И где только он достал свой уникальный головной убор? Не мог же он хранить его, как говорят, с «раньшего времени»… И почему не рассыпался дядисашин картуз в прах от ветров и войн эпохи? Сие неизвестно и загадочно, но существование картуза подтверждается документально. Именно в нем, в этом, уже надоевшем читателю, картузе сидит дядя Саша на борту теплохода Иван Некрасов; последнее — не опечатка, поскольку теплоход, везущий по реке дядю Сашу и Анечку, назван не в честь поэта, а в память безвестного среди столичной интеллигенции героя и пароходного механика, и можно только радоваться, что фамилия ему не Гоголь, потому что имя-отчество Некрасова и так путают, может быть, он и вправду Иван, а про Гоголя каждый знает, что он Николай Васильевич.
Дядя Саша сидит в кресле, скрестив длинные худые ноги в вычищенных ботинках, а Анечка с поджатыми губами стоит над ним в своей серьезной прическе, опершись рукою на кресло. Они смотрят в одну точку, но птичка, которую нам обещают с детства, никогда не вылетает, не вылетает она и для дяди Саши с Анечкой. Изображение на фотографии скверное, почему-то ударяет в желтизну, да и сняты оба наших героя против солнца, так что глаз не видно и моршины чернее, но композиция изобличает тайное сродство этого маленького шершавого листка с солидными тяжелыми карточками начала века, украшенными даже с изнанки орлами и медалями. Таким образом, можно предположительно вычислить и личность самого фотографа, тем более, что Иван Некрасов был рейсовым, а не туристским судном, музыка не гремела над ним с обоих бортов, стоянки были на всех пристанях, а пассажиры, как и наши герои, не впервые плыли вдоль этих берегов…
Вот так, картуз и фотография помогли перескочить от нежного движения его взгляда по ее стареющим седым косицам и тем незабываемым секундам, в которые они смотрели в глаза друг другу, к дальнейшему, когда, разместившись по своим отдельным каютам и разложив вещи, они вновь встретились на палубе.
— Куда желаете пойти, любезная Анна Никитишна? — с ироническим поклоном спросил ее дядя Саша. — На корму или на нос?
Не волнуйтесь, читатель, потому что…
— Мне все равно, Саша, — сказала Анечка.
И тут впервые в жизни они столкнулись со странной дилеммой, когда обоим все равно, а следовательно, кто-то должен решить. Они долго бы простояли во взаимном недоумении, если бы не закатное солнце, вынырнувшее из-за крутого берега. Анечка отвернулась, отклонившись вправо, а дядя Саша, подхватив ее движение, направился на корму.

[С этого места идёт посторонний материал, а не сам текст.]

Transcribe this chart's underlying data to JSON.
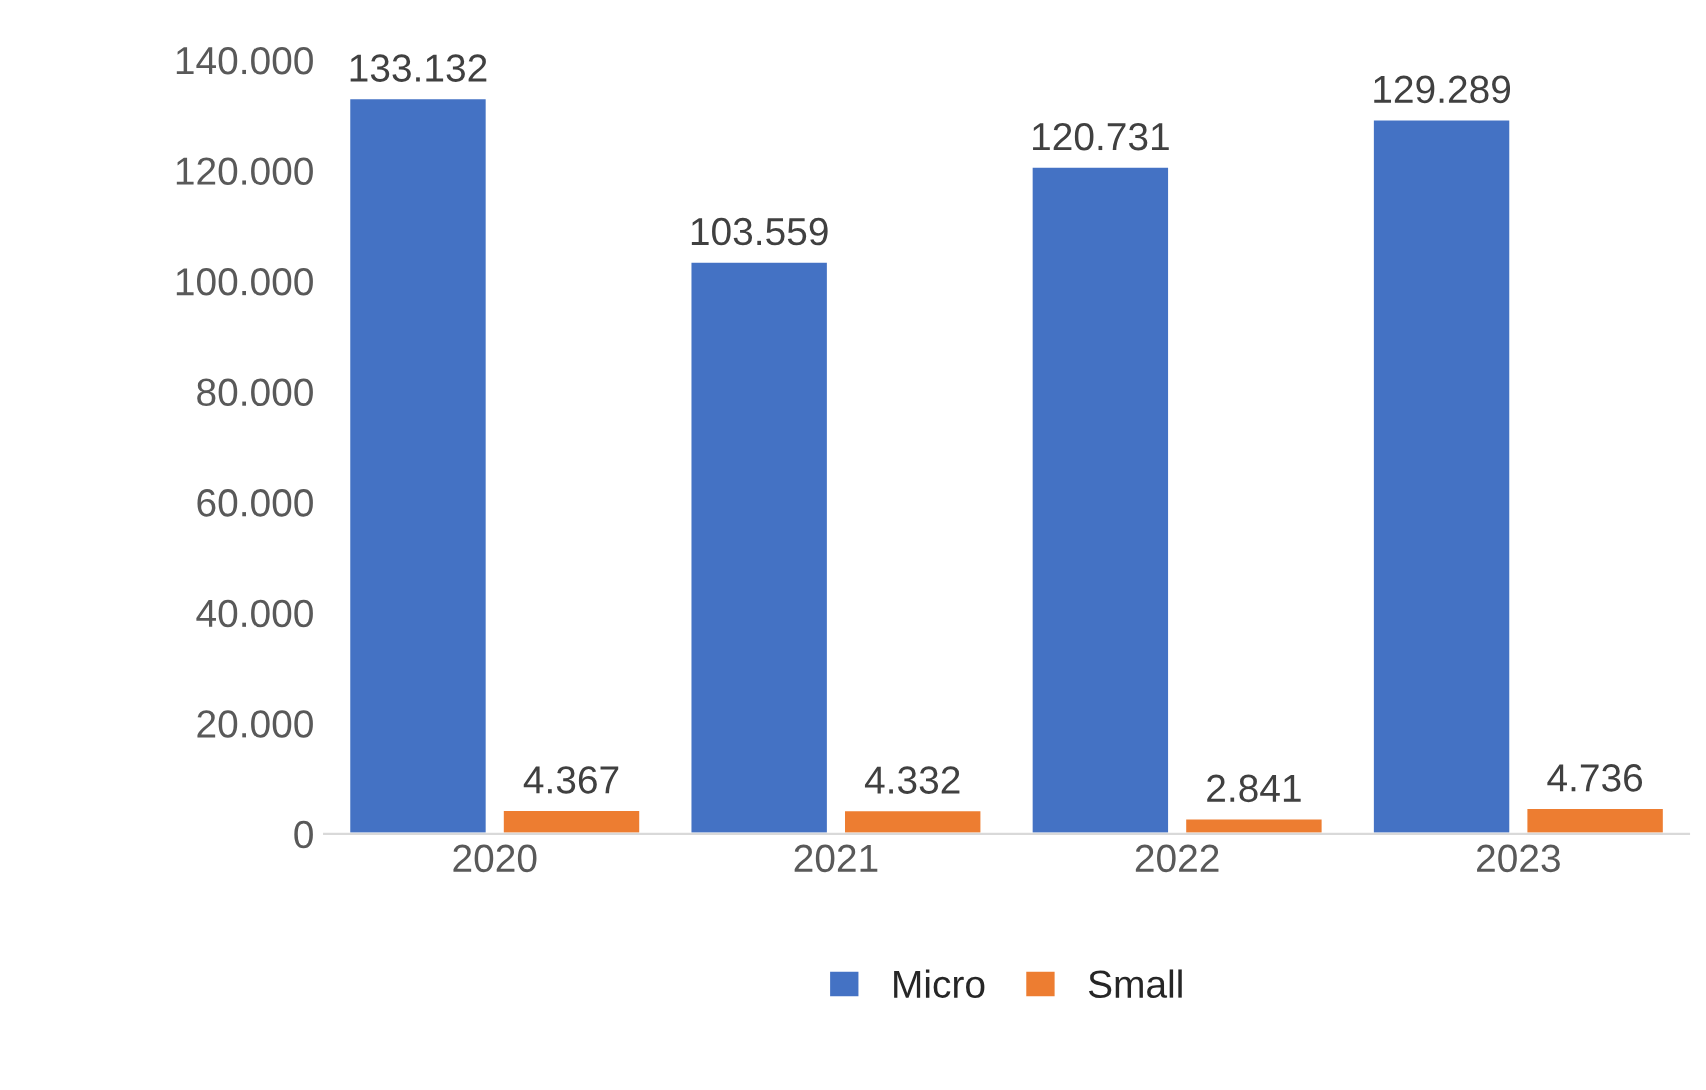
{
  "chart_data": {
    "type": "bar",
    "categories": [
      "2020",
      "2021",
      "2022",
      "2023"
    ],
    "series": [
      {
        "name": "Micro",
        "color": "#4472c4",
        "values": [
          133132,
          103559,
          120731,
          129289
        ],
        "value_labels": [
          "133.132",
          "103.559",
          "120.731",
          "129.289"
        ]
      },
      {
        "name": "Small",
        "color": "#ed7d31",
        "values": [
          4367,
          4332,
          2841,
          4736
        ],
        "value_labels": [
          "4.367",
          "4.332",
          "2.841",
          "4.736"
        ]
      }
    ],
    "ylim": [
      0,
      140000
    ],
    "yticks": [
      {
        "value": 0,
        "label": "0"
      },
      {
        "value": 20000,
        "label": "20.000"
      },
      {
        "value": 40000,
        "label": "40.000"
      },
      {
        "value": 60000,
        "label": "60.000"
      },
      {
        "value": 80000,
        "label": "80.000"
      },
      {
        "value": 100000,
        "label": "100.000"
      },
      {
        "value": 120000,
        "label": "120.000"
      },
      {
        "value": 140000,
        "label": "140.000"
      }
    ],
    "legend": "bottom",
    "grid": false
  }
}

Они были тише в этот раз и серьезнее. То ли предчувствие расставания, то ли символические и самые обыкновенные смерти Академиков, считая самого Главного и Первого, а также покупка муки за океаном смирила их гордый нрав, утишив споры, но слова «хлеб», «земля», «Россия» не были произнесены ни разу. Правда, она обмолвилась, что смотрит по телевизору гимнастические соревнования женщин, а дядя Саша сухо сказал, отхлебывая минеральную, что не любит спорта женщин.
— Ваш Маркс, Анна Никитишна, если бы был жив, Царствие ему небесное, меня бы поддержал!
Дядя Саша все-таки подпустил прежнего, вспомнив легкомысленный ответ «основоположника» в пору модного домашнего анкетирования:
«— Что вы цените в женщине?»
«— Слабость!»
Но сердце Анечки не забилось в гневе; у сердца уже были тахикардия и стенокардия, заработанные на полтавском фронте борьбы за люцерну.
После ужина дядя Саша отвязал от чемодана крепко примотанную к ручке темную лакированную палку, а она сняла с себя новые коричневые босоножки-«сандальеты», как она их называла; завернув их в газету, сунула под пароходную койку и облачилась в мягкие клетчатые тапочки.
Они долго ходили бесконечными кругами по белоснежным палубам пустеющего к ночи «Ивана Некрасова», а потом, не сговариваясь, пошли на корму. Они были одни.